L’article 6 du code de procédure pénale rappelle que « l’action publique pour l’application de la peine s’éteint par la mort du prévenu, la prescription, l’amnistie, l’abrogation de la loi pénale et la chose jugée ». Il est complété par l’article 133-1 du Code pénal qui dispose : « Le décès du condamné ou la dissolution de la personne morale, sauf dans le cas où la dissolution est prononcée par la juridiction pénale, la grâce et l’amnistie, empêchent ou arrêtent l’exécution de la peine ».

Cette logique était étendue traditionnellement aux personnes morales. Ainsi son « décès », ou plutôt sa disparition, quelle qu’en soit la cause (par. ex. dissolution après clôture de la liquidation), la privant d’existence juridique avait immédiatement pour conséquence de faire obstacle à toute poursuite contre la société considérée comme « responsable » de la commission d’une infraction – commise matériellement, rappelons-le, par ses organes ou représentants, qui peuvent être parallèlement poursuivis

Si ce point juridique semblait somme toute logique, les juristes s’opposaient depuis longtemps dans le cadre particulier de la fusion-absorption. En effet, dans cette hypothèse si la société absorbée voit sa personnalité juridique disparaitre, son patrimoine, et parfois son personnel et ses dirigeants, sont « universellement » transmis à la personne morale de l’absorbante. Celle-ci devient alors propriétaire de tout…sauf, en cas de poursuite pénale, des ennuis (poursuites) ou condamnations (amendes) judiciaires de l’absorbante ainsi disparue. Cette situation, déjà dénoncée sur un plan de logique intellectuelle et juridique (en matière d’amendes civiles ou sanctions administratives, la poursuite/condamnation de l’absorbante est admise v. la position du Conseil d’Etat (avis du 4.12.2009) v. égal. La position de la chambre commerciale de la Cour de cassation s et même du Conseil constitutionnel QPC n°2016-542), était décriée lorsque la fusion avait justement pour but de faire habilement disparaître la société absorbée du banc des prévenus – la société absorbante ne pouvant l’y remplacer puisque ne pouvant être pénalement responsable que de son propre fait et non du fait d’autrui, fusse-t-il absorbé.

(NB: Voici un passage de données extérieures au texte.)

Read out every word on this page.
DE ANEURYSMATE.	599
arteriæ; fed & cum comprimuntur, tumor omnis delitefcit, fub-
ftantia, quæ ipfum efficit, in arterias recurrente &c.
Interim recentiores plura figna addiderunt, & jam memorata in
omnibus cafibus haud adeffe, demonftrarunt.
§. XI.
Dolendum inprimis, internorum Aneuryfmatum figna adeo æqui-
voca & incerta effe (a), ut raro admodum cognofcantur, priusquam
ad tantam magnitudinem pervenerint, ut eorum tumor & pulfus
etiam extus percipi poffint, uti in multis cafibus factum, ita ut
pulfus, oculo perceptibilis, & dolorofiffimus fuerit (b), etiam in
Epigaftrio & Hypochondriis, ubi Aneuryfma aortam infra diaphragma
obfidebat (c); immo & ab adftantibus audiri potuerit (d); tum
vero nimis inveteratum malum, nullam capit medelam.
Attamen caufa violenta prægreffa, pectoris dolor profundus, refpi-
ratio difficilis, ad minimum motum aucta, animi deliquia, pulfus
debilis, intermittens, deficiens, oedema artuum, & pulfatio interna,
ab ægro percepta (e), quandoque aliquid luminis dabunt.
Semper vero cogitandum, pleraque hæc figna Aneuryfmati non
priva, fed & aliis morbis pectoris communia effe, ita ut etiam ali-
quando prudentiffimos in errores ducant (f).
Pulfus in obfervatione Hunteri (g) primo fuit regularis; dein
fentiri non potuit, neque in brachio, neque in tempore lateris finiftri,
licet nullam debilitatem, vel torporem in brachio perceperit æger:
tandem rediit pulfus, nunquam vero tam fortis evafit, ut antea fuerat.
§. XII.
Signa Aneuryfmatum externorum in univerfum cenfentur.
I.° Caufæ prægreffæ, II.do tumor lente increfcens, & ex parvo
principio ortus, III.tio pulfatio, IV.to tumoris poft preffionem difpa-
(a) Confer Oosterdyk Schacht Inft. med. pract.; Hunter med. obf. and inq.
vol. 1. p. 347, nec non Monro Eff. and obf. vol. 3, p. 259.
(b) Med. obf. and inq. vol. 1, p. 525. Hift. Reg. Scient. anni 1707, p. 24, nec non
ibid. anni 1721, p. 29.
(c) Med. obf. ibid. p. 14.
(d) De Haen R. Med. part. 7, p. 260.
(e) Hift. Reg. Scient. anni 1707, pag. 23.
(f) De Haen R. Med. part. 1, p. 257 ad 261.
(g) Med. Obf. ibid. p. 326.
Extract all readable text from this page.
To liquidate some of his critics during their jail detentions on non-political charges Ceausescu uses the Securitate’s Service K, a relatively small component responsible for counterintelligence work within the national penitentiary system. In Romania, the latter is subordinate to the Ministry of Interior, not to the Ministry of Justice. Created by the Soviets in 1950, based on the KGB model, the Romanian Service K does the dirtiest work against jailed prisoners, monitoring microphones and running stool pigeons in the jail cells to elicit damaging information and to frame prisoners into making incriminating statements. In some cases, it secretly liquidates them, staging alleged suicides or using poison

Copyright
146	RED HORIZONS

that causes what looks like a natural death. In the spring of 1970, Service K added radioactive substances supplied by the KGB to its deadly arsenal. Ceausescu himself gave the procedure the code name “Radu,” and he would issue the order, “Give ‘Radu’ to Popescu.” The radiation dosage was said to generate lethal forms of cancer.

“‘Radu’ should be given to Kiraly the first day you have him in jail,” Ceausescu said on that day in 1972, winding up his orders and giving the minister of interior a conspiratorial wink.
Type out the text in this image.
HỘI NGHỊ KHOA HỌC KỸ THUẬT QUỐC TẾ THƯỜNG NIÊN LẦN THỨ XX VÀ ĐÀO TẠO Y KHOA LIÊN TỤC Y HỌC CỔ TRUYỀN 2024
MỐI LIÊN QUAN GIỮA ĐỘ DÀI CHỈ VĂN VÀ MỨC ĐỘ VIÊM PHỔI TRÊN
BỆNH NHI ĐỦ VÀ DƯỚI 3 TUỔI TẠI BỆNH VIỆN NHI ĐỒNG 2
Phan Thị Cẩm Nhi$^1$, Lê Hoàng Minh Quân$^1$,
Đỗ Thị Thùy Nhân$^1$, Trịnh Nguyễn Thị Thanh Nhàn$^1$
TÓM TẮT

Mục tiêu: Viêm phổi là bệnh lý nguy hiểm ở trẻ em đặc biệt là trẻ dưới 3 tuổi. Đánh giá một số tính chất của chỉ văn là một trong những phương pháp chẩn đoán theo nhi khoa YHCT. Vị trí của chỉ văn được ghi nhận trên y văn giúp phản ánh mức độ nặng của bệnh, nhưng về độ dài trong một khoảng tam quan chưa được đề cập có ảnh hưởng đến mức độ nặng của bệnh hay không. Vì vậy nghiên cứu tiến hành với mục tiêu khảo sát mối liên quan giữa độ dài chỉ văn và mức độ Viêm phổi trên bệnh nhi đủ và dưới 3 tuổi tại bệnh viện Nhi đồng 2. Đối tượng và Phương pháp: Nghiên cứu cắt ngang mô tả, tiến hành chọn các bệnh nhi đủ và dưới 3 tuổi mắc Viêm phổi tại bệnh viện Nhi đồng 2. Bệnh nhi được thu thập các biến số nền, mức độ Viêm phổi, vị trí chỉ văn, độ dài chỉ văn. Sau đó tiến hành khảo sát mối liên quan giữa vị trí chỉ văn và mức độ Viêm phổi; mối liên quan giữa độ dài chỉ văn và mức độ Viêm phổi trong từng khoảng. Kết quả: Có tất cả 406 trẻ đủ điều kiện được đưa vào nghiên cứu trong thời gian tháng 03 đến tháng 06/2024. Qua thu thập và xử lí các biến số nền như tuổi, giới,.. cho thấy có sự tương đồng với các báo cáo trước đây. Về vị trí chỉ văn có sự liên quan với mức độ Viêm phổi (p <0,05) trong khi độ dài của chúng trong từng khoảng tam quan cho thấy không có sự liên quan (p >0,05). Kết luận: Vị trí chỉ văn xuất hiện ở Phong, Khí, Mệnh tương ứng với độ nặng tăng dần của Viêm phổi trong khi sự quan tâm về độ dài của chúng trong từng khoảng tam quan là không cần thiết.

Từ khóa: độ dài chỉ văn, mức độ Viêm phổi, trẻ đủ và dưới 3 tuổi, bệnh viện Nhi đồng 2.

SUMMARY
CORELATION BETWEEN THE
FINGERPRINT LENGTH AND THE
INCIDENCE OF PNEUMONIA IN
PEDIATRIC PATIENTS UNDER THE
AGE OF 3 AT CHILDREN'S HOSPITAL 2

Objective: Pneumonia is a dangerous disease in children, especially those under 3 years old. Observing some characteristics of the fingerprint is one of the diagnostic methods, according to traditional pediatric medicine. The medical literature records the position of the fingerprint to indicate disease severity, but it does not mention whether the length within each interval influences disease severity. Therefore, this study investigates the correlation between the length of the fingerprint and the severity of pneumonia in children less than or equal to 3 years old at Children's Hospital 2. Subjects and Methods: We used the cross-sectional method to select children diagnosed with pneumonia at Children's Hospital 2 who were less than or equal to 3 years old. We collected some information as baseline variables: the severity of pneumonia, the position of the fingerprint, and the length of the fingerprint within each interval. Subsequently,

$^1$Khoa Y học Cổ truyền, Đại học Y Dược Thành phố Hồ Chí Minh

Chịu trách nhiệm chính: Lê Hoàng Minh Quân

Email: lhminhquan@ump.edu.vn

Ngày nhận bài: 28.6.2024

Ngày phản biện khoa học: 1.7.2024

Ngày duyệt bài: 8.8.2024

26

Ce principe « anthropomorphique » était appliqué depuis longtemps (Cass. crim., 20 juin 2000, n° 99-86.742, Bull. 237) et jusqu’à encore très récemment (Cass. crim., 7 janv. 2020, n° 18-86.293). elle avait d’ailleurs été réaffirmée et confortée dans le cadre d’une réponse à une QPC (« l’absence de transfert de la responsabilité pénale de la personne morale absorbée à l’occasion d’une opération de fusion-absorption ne porte pas atteinte aux principes de légalité et de sécurité juridique » – Cass. crim., 29 juin 2016, n° 16-90.009).

Jusqu’à présent la chambre criminelle s’en tenait à sa jurisprudence et ne faisait aucune exception à son principe (et encore, comme indiqué ci-dessus, le 7 janvier dernier).

Toutefois la position française semblait de plus en plus contestée. Ainsi la Cour de justice de l’Union européenne est venue affirmer que la fusion absorption, en transférant le patrimoine, entraîne avec celui-ci « la transmission à la société absorbante de l’obligation de payer une amende infligée par décision définitive après cette fusion pour des infractions au droit du travail commises par la société absorbée avant cette fusion » (5e ch., 5 mars 2015, aff. C-343/13).

La Cour de cassation s’était mise en résistance face à la volonté de certains juges du fond d’intégrer dans notre droit positif cette position européenne (Cass. crim., 25 oct. 2016, n° 16-80.366).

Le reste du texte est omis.